Friday, April 13, 2018

√ Perkembangan Politik Orde Lama, Orde Gres Dan Reformasi

Bangsa Indonesia sudah mengalami beberapa rezim pemerintahan dengan kelebihan dan kekurangannya masing-masing. Dimulai dari masa setelah kemerdekaan 17 Agustus 1945 hingga ketika ini bangsa Indonesia mengalami beberapa pergantian rezim dan pasang surut terutama dalam bidang politik dan ekonomi. Era pasca kemerdekaan dinamakan dengan masa Orde Lama, kemudian dilanjutkan oleh masa Orde Baru dan berlanjut ke masa Reformasi. Dari sudut pandang politik, terdapat banyak sekali perbedaan keadaan dan perkembangan pada ketiga masa tadi. Berikut yakni klarifikasi lengkap mengenai Perkembangan Politik Orde Lama, Orde Baru dan Reformasi:

Perkembangan politik di masa pemerintahan orde lama

Orde Lama yakni sebutan bagi masa pemerintahan Presiden Soekarno di Indonesia. Orde Lama berlangsung semenjak tahun 1945 hingga 1968. Dalam jangka waktu tersebut, Indonesia memakai dua sistem ekonomi yaitu sistem ekonomi liberal dan sistem ekonomi komando.
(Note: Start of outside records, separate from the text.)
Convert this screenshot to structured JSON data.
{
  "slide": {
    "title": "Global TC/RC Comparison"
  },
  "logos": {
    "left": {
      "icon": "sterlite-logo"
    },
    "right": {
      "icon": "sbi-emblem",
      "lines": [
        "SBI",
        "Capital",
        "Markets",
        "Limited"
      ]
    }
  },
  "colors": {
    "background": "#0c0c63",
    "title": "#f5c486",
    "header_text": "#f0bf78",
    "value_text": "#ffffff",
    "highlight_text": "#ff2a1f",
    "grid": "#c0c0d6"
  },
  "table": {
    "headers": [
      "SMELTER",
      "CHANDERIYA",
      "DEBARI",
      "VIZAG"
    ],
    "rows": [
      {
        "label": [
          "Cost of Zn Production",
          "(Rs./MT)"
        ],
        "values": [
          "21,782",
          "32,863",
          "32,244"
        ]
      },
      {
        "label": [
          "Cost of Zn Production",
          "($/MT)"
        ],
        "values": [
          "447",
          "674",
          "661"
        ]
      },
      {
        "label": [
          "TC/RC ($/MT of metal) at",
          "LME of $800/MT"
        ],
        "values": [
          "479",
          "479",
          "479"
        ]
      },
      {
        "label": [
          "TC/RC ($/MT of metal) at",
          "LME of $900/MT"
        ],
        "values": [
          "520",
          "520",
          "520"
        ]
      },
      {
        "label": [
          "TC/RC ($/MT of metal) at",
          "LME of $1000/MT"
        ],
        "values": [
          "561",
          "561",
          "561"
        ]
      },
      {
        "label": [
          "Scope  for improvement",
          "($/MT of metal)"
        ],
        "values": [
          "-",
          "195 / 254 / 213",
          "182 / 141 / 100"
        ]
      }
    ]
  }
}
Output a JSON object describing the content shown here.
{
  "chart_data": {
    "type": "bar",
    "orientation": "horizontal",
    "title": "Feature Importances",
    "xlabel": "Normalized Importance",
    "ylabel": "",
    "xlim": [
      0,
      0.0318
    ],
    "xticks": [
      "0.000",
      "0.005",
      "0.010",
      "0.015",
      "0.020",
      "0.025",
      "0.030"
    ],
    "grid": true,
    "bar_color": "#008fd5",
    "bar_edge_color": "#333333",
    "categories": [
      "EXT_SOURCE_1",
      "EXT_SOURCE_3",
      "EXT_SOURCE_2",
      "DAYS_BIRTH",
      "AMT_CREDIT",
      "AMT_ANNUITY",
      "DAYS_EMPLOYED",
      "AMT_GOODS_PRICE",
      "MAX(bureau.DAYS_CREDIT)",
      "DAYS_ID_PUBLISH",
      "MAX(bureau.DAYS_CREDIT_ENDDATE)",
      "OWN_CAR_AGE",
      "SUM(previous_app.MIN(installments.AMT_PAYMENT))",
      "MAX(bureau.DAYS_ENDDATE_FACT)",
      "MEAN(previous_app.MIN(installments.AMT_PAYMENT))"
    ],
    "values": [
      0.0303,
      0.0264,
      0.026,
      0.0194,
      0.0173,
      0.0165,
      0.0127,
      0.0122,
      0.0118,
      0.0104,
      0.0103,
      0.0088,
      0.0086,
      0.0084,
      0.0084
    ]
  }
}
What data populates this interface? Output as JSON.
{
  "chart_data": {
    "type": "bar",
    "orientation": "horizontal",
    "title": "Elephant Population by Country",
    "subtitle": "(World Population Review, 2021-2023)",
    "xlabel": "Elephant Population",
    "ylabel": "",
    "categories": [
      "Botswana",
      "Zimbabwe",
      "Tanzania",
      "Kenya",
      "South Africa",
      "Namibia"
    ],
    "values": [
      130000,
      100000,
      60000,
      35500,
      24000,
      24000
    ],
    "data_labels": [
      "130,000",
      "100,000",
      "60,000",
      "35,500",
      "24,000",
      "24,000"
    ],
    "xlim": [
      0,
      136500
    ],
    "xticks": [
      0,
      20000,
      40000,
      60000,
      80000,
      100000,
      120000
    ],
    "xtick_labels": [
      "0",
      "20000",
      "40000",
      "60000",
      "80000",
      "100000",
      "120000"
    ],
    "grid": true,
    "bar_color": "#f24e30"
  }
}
Orde usang sanggup dikatakan resmi dimulai semenjak 18 Agustus 1945 ketika Panitia Persiapan Kemerdekaan Indonesia (PPKI) melantik Soekarno dan Mohammad Hatta sebagai Presiden dan Wapres dengan memakai konstitusi yang dirancang beberapa hari sebelumnya.

Setelah peresmian Soekarno dan Mohammad Hatta kemudian dibentuklah Komite Nasional Indonesia Pusat (KNIP) sebagai dewan legislatif sementara hingga pemilu sanggup dilaksanakan.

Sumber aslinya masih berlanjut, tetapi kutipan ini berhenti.